3.1.3DC vs 3.1.3
Which one is better Edit:found out that 3.1.3DC uses GoTo surfing
Both 3.13 and 3.13DC use GoTo surfing. 3.13DC uses DC, while 3.13 uses some form of VCS. (Correct me if I am wrong)
Correct :-) In the movement, to be more specific.
And considering I write a changelog, I don't see how this question is anything other than lazy at its worst.
I was always wondering why the best bot used VCS, DC seems much more elegant. Does it improve performance in your tests?
For some reason I've never managed to get the DC to perform as well as the VCS, so it still used VCS. I remember Jdev commenting that a range search worked better for him than a KNN search in movement, so I'll be trying that next.
Have you tried doing something similar to your many randomized attribute buffers with kD-Trees? You could make 100 trees, each with a random subset of the predictors, then combine the results. You could even start weighting some tree's results higher if they perform better.
In my mind, a tree is more heavyweight than a buffer. You need multiple buffers to begin to approximate the smoothing you get from KNN and kernel density. I use multiple trees in my surfing for the same reasons, but more on the order of 10 than 100.
I was running some tests over the holidays, and it seems I've improved my DC to the point where against weaker bots it is as good as VCS. However, against top bots VCS movement is still much stronger, ~15% difference on the MC2K7.
Adjusting rolling speed and changing the shape functions of some attributes.
Rolling speed is part of his moving average algorithm, basically how much new values supersede older ones based on time.
I assume shape functions here he means the shape of the kernel function he uses.
Close. The shape functions are the nonlinear scalings I do on attributes before adding them to the tree.
I compared DrussGT Version 2.8.16 to DrussGT 3.2.1 And it was way better http://www.2shared.com/photo/bKABJFb4/2816_vs_321.html
Could someone explain why averaging the results from many random trees is stronger than using a single well-tuned tree?
I would suspect it might make your nearest-neighbours come from multiple perspectives, giving you areas of concavity in your nearest-neighbour function instead of just a pure convex search area. I also suspect using some fancy pre-processing on tree attributes (perhaps dimension reduction/PCA) before adding could give equivalent search patterns.
I'd answer this in 3 parts.
- There are some high level movement classes that are worth segmenting. Against simple targeters, time since velocity change is just noise. Against most bots, a flattener would be noise. But for a bot where a flattener helps, those lower levels of stats don't hurt. I think they even add "harmless noise" - they are still bullet dodging, so they won't make horrible decisions. So I have a few tiers (simple, normal / decaying, light flattener, flattener) in my movement stats, enabled at different enemy hit percentages.

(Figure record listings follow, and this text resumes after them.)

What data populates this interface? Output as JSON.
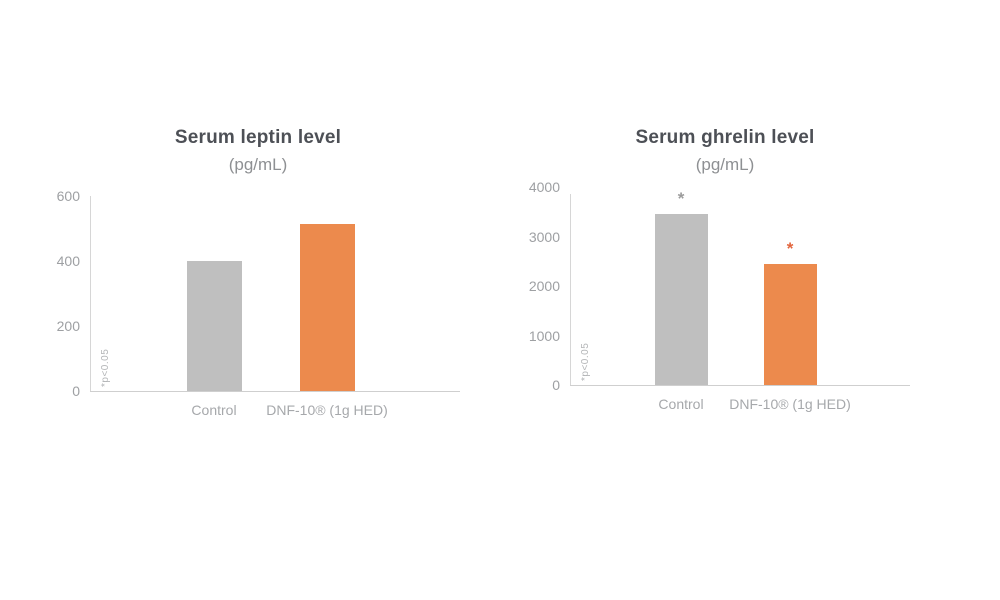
{
  "page": {
    "background": "#ffffff"
  },
  "chart_data": [
    {
      "type": "bar",
      "title": "Serum leptin level",
      "subtitle": "(pg/mL)",
      "note": "*p<0.05",
      "categories": [
        "Control",
        "DNF-10® (1g HED)"
      ],
      "values": [
        400,
        515
      ],
      "bar_colors": [
        "#bfbfbf",
        "#ec8a4d"
      ],
      "significance": [
        "",
        ""
      ],
      "significance_colors": [
        "",
        ""
      ],
      "ylim": [
        0,
        600
      ],
      "yticks": [
        0,
        200,
        400,
        600
      ],
      "grid": "off",
      "legend": "none"
    },
    {
      "type": "bar",
      "title": "Serum ghrelin level",
      "subtitle": "(pg/mL)",
      "note": "*p<0.05",
      "categories": [
        "Control",
        "DNF-10® (1g HED)"
      ],
      "values": [
        3450,
        2450
      ],
      "bar_colors": [
        "#bfbfbf",
        "#ec8a4d"
      ],
      "significance": [
        "*",
        "*"
      ],
      "significance_colors": [
        "#9b9b9b",
        "#e2643c"
      ],
      "ylim": [
        0,
        4000
      ],
      "yticks": [
        0,
        1000,
        2000,
        3000,
        4000
      ],
      "grid": "off",
      "legend": "none"
    }
  ]
}
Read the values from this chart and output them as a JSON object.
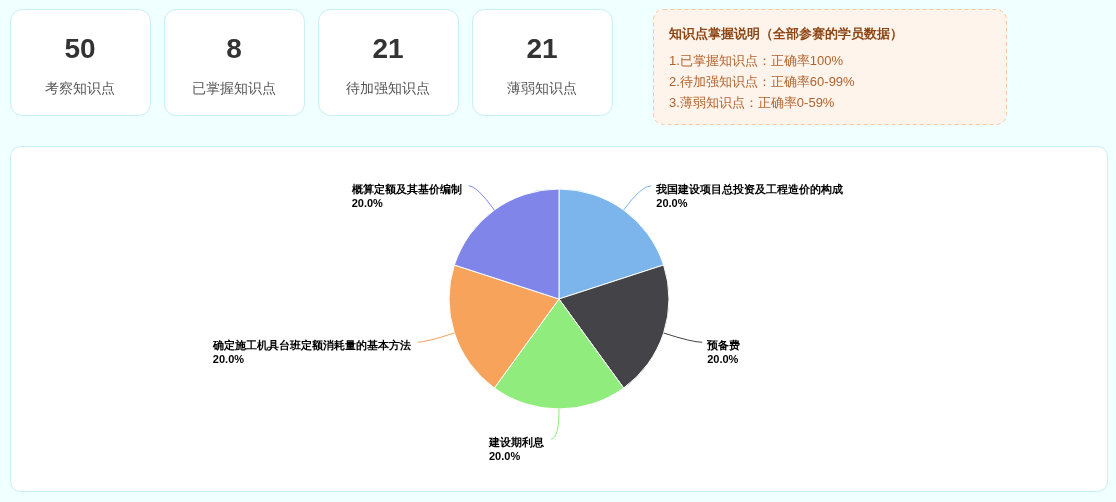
{
  "chart_data": [
    {
      "type": "other",
      "categories": [
        "考察知识点",
        "已掌握知识点",
        "待加强知识点",
        "薄弱知识点"
      ],
      "values": [
        50,
        8,
        21,
        21
      ],
      "data_labels": true
    },
    {
      "type": "other",
      "title": "知识点掌握说明（全部参赛的学员数据）",
      "annotations": [
        "1.已掌握知识点：正确率100%",
        "2.待加强知识点：正确率60-99%",
        "3.薄弱知识点：正确率0-59%"
      ]
    },
    {
      "type": "pie",
      "categories": [
        "我国建设项目总投资及工程造价的构成",
        "预备费",
        "建设期利息",
        "确定施工机具台班定额消耗量的基本方法",
        "概算定额及其基价编制"
      ],
      "values": [
        20,
        20,
        20,
        20,
        20
      ],
      "colors": [
        "#7cb5ec",
        "#434348",
        "#90ed7d",
        "#f7a35c",
        "#8085e9"
      ],
      "value_labels": [
        "20.0%",
        "20.0%",
        "20.0%",
        "20.0%",
        "20.0%"
      ]
    }
  ]
}
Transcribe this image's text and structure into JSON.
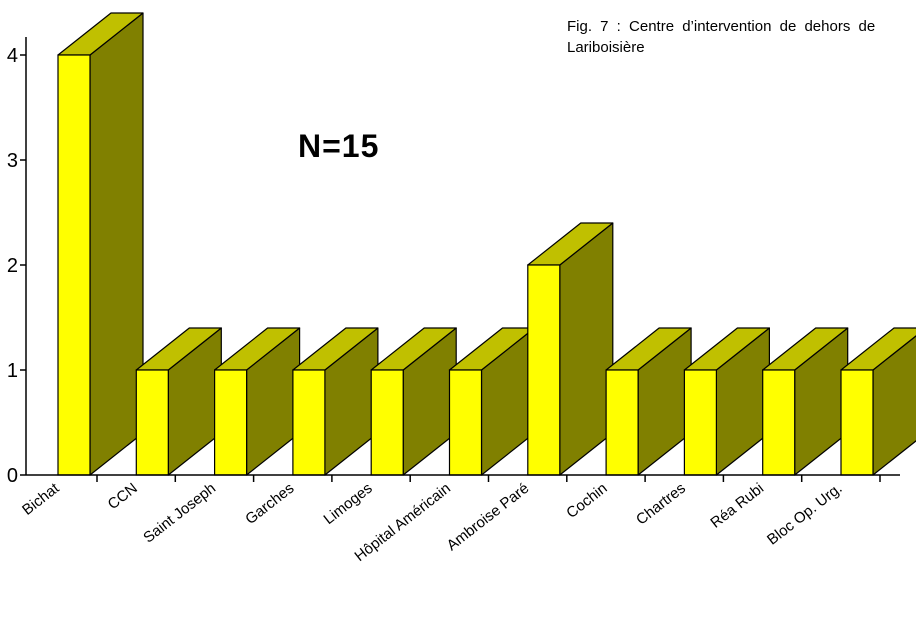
{
  "chart_data": {
    "type": "bar",
    "style": "3d",
    "categories": [
      "Bichat",
      "CCN",
      "Saint Joseph",
      "Garches",
      "Limoges",
      "Hôpital Américain",
      "Ambroise Paré",
      "Cochin",
      "Chartres",
      "Réa Rubi",
      "Bloc Op. Urg."
    ],
    "values": [
      4,
      1,
      1,
      1,
      1,
      1,
      2,
      1,
      1,
      1,
      1
    ],
    "yticks": [
      "0",
      "1",
      "2",
      "3",
      "4"
    ],
    "ylim": [
      0,
      4
    ],
    "grid": false,
    "legend": "none",
    "caption": "Fig. 7 : Centre d’intervention de dehors de Lariboisière",
    "annotation": "N=15",
    "colors": {
      "front": "#FFFF00",
      "side": "#808000",
      "top": "#C0C000",
      "outline": "#000000"
    }
  }
}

- I found VCS to be easier to tune than DC. Similarly, I think layering a few trees is easier than trying to add features to your KNN system to create the exact "shapes" (or however you imagine it) that you want. "5 of last 150 + 5 of last 500 + 5 of last 1500" is easy to understand. Adjusting the weights and distancing to produce the same results from one KNN call seems hard.
- I can't prove that it is.
I believe that the trees tend to cancel each others errors and over fitting. That is why Random Forest works. In addition,like Voidious said, simpler trees may be better vs simple enemies.
But then each tree should be specifically tuned against a specific kind of gun. Then each tree outputs a spike at a different GF, which shouldn't be a problem since you can dodge many GFs at once.
But generating dimensions at random to mimic DrussGT 100 buffers is another matter entirely. A combination of dimensions which don't relate to any gun is supposed to hurt classification. Although I can't prove it either.
I'd tend to expect that when the "correct" parameters of the model (i.e. weightings of dimensions) are have more uncertainty than is in the resulting prediction of any one model, the consensus among a diverse set of models is less likely to be completely wrong than any one model. Or to put it another way, perhaps there there is no single well-tuned tree that fits all opponents of a large-ish category (i.e. "specific kind of gun") well enough to outperform a consensus of different models, and while there may exist well-tuned trees for smaller categories of opponents, the battles might not be long enough to reliably detect which would be the best category. That's all just conjecture of course though.